Trump erklärte, dass er nicht bereit sei, die von der Türkei aufgenommenen Audiodateien bei der Ermordung des saudischen Journalisten am 2. Oktober im Konsulat von Saudi-Arabien in Istanbul anzuhören, obwohl der türkische Staatspräsident Recep Tayyip Erdogan dies mit den Vereinigten Staaten teilte. Trump begründete die Tonaufnahme “schrecklich”. “Es ist extrem gewalttätig, böse und schrecklich”, sagte er und fügte hinzu, dass er sich des Inhalts der Aufnahme bewusst war, weil er ausführlich informiert war.
Das Interview wurde am Freitag von Fox Television gefeuert, bevor die Informationen in der Washington Post enthüllen, dass die US-amerikanische CIA (Central Intelligence Agency) den Mord an Hasogix beim Kronprinz von Szalman schätzt. Am Samstag sagte Trump in einer Erklärung zu den Nachrichten, dass die Einschätzung der CIA “sehr früh” sei, und in einem Interview am Sonntag sagte er, dass es niemals jemandem passieren würde, der Hasogiz ermordet hatte.
In dem Fox-Interview fragte Donald Trump nach der zukünftigen Arbeit der Politik des US-Außenministers für diese Tage, was besonders die Exekutive anspricht. Er erklärte, dass es nicht darum, zu Matthew Whitaker beteiligt sich an der Arbeit des Sonderausschusses führte Robert Mueller, die ob der Ausschuss überwacht. “Das hängt von ihm ab”, sagte er und nannte Whitaker sehr klug und umsichtig.
Nach dem Rücktritt des Vorsitzenden, Jeff Session, übertrug er Matthew Whitaker, Chef des Kabinetts der Sitzungen, die Exekutive, und Whitaker kündigte an, dass er Müllers Arbeit im Gegensatz zu Session nicht ausschließen würde. Bei den Präsidentschaftswahlen 2016 prüft das Sondergremium mögliche Zusammenstöße zwischen Mitarbeitern des Trump-Kampagnenteams und Russen. Trump sagte auch, dass seine Anwälte die Fragen des Müllerkomitees schriftlich beantwortet haben und demnächst an das Komitee weitergeleitet würden.

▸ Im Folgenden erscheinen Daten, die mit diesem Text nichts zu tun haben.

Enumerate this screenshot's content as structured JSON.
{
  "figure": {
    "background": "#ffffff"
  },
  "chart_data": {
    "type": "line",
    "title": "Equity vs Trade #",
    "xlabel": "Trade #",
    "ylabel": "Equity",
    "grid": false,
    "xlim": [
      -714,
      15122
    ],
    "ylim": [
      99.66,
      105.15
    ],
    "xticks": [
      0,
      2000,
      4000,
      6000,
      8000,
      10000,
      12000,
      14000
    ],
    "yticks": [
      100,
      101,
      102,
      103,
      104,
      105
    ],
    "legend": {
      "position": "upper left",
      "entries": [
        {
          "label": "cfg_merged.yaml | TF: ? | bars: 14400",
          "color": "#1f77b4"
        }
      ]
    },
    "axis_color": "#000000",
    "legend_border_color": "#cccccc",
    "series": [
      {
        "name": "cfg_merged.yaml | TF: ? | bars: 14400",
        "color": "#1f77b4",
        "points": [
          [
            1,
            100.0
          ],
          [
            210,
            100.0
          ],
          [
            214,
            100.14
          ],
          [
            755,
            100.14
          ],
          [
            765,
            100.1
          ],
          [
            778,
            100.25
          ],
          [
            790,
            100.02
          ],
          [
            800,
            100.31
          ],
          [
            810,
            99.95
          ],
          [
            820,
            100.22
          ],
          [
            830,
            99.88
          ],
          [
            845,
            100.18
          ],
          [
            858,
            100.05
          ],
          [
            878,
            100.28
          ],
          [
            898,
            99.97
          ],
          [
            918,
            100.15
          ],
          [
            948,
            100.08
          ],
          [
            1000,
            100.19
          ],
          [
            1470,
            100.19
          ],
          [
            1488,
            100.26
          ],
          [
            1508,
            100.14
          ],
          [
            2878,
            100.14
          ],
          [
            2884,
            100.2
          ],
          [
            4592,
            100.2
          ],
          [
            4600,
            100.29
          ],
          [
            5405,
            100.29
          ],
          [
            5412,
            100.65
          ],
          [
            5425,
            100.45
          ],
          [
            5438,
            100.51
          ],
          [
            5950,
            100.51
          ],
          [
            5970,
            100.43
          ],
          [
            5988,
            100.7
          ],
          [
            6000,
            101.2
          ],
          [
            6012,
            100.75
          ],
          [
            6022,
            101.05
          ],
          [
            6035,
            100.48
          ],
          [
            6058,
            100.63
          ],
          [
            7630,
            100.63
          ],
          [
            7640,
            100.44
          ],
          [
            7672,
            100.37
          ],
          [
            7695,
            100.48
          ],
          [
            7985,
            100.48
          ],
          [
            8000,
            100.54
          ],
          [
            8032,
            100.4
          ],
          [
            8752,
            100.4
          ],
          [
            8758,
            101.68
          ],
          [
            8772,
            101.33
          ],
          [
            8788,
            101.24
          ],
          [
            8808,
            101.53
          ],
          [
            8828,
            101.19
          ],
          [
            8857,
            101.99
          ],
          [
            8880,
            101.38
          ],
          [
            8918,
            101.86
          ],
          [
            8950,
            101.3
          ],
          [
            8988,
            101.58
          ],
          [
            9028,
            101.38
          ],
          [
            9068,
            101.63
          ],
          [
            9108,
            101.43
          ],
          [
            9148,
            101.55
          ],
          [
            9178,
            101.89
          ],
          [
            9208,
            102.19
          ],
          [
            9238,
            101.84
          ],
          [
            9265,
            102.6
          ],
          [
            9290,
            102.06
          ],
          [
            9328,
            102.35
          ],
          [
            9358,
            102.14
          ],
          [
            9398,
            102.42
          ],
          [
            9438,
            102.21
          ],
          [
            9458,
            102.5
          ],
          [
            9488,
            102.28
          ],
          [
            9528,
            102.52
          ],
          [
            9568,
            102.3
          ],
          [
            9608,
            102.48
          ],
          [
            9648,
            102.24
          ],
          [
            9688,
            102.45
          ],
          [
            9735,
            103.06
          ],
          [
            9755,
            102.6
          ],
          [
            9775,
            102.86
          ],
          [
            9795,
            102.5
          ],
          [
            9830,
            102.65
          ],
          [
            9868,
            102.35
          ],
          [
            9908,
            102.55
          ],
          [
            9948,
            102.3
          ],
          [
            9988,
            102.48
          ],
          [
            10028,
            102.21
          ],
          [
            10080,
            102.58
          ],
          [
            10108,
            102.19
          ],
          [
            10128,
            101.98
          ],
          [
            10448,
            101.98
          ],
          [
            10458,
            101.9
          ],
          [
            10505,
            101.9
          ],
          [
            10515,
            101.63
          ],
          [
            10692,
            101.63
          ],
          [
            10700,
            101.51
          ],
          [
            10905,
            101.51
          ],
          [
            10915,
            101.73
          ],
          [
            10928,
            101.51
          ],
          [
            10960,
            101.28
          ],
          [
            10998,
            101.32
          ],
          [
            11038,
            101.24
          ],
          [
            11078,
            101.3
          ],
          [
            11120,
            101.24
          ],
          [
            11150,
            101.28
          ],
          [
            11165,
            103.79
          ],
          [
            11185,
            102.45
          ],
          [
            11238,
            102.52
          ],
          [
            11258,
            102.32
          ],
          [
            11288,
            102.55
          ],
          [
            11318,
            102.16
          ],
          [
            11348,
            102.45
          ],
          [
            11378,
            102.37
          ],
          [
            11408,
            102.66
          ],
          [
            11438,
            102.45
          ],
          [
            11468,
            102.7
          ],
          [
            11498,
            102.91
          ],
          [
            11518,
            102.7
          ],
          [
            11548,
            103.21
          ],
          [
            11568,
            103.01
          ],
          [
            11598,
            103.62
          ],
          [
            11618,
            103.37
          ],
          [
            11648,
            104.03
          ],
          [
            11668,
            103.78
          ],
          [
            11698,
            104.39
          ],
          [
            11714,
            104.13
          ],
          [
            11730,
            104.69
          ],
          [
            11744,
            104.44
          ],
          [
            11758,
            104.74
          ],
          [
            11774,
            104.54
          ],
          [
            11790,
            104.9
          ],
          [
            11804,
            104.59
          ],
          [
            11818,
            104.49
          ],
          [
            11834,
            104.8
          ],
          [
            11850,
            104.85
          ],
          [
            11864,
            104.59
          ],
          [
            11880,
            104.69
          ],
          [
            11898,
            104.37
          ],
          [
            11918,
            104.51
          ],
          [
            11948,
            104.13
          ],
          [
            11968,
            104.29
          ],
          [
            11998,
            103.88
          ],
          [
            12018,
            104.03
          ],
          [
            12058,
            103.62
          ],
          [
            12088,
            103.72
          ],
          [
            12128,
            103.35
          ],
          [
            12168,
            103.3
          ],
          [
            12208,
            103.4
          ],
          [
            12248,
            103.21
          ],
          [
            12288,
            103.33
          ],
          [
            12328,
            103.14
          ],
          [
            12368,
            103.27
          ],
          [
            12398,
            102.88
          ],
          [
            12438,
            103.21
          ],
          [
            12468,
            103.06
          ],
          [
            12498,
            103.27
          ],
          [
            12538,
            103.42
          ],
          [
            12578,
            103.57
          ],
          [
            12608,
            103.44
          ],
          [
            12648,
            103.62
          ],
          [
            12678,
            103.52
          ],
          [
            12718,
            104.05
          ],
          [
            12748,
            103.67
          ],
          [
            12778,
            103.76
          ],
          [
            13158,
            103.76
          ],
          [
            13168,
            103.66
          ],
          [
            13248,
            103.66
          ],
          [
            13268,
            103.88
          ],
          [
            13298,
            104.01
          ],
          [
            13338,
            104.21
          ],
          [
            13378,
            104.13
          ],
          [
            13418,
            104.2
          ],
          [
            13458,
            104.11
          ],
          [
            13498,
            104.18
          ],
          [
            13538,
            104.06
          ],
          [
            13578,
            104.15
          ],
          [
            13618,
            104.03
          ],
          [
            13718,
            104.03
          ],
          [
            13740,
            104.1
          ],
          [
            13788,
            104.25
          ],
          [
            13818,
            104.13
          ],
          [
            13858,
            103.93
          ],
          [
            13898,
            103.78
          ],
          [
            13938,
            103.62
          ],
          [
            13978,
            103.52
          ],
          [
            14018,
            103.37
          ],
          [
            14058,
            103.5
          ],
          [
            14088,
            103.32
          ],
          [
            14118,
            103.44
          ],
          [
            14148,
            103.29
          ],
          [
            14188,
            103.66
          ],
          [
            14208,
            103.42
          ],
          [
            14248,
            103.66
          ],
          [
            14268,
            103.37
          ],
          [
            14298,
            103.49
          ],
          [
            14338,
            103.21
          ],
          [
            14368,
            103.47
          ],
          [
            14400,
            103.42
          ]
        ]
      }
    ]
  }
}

Für Fox-Reporter Chris Wallace kommentierte Donald Trump den Abzug von Jim Acostas CNN-Journalist White House und seinen Gerichtsbeschluss. Er sagte, Acosta verhalte sich “unglaublich grob” mit der Sprecherin des Weißen Hauses, Sarah Huckabee Sanders, und wenn Acosta sein Verhalten in der Zukunft nicht ändert, wird er bei der Pressekonferenz rausgeworfen oder angehalten. Das Büro des Präsidenten arbeitet an der Regulierung von Pressekonferenzen Ordnung, sagte er, megpendítette, die dann von den Kameras in den Konferenzraum ausgeschlossen werden könnten.
In einem langen Interview bestätigte er auch, dass erwartet wird, dass sein Kabinettschef John Kelly die Regierung verlässt.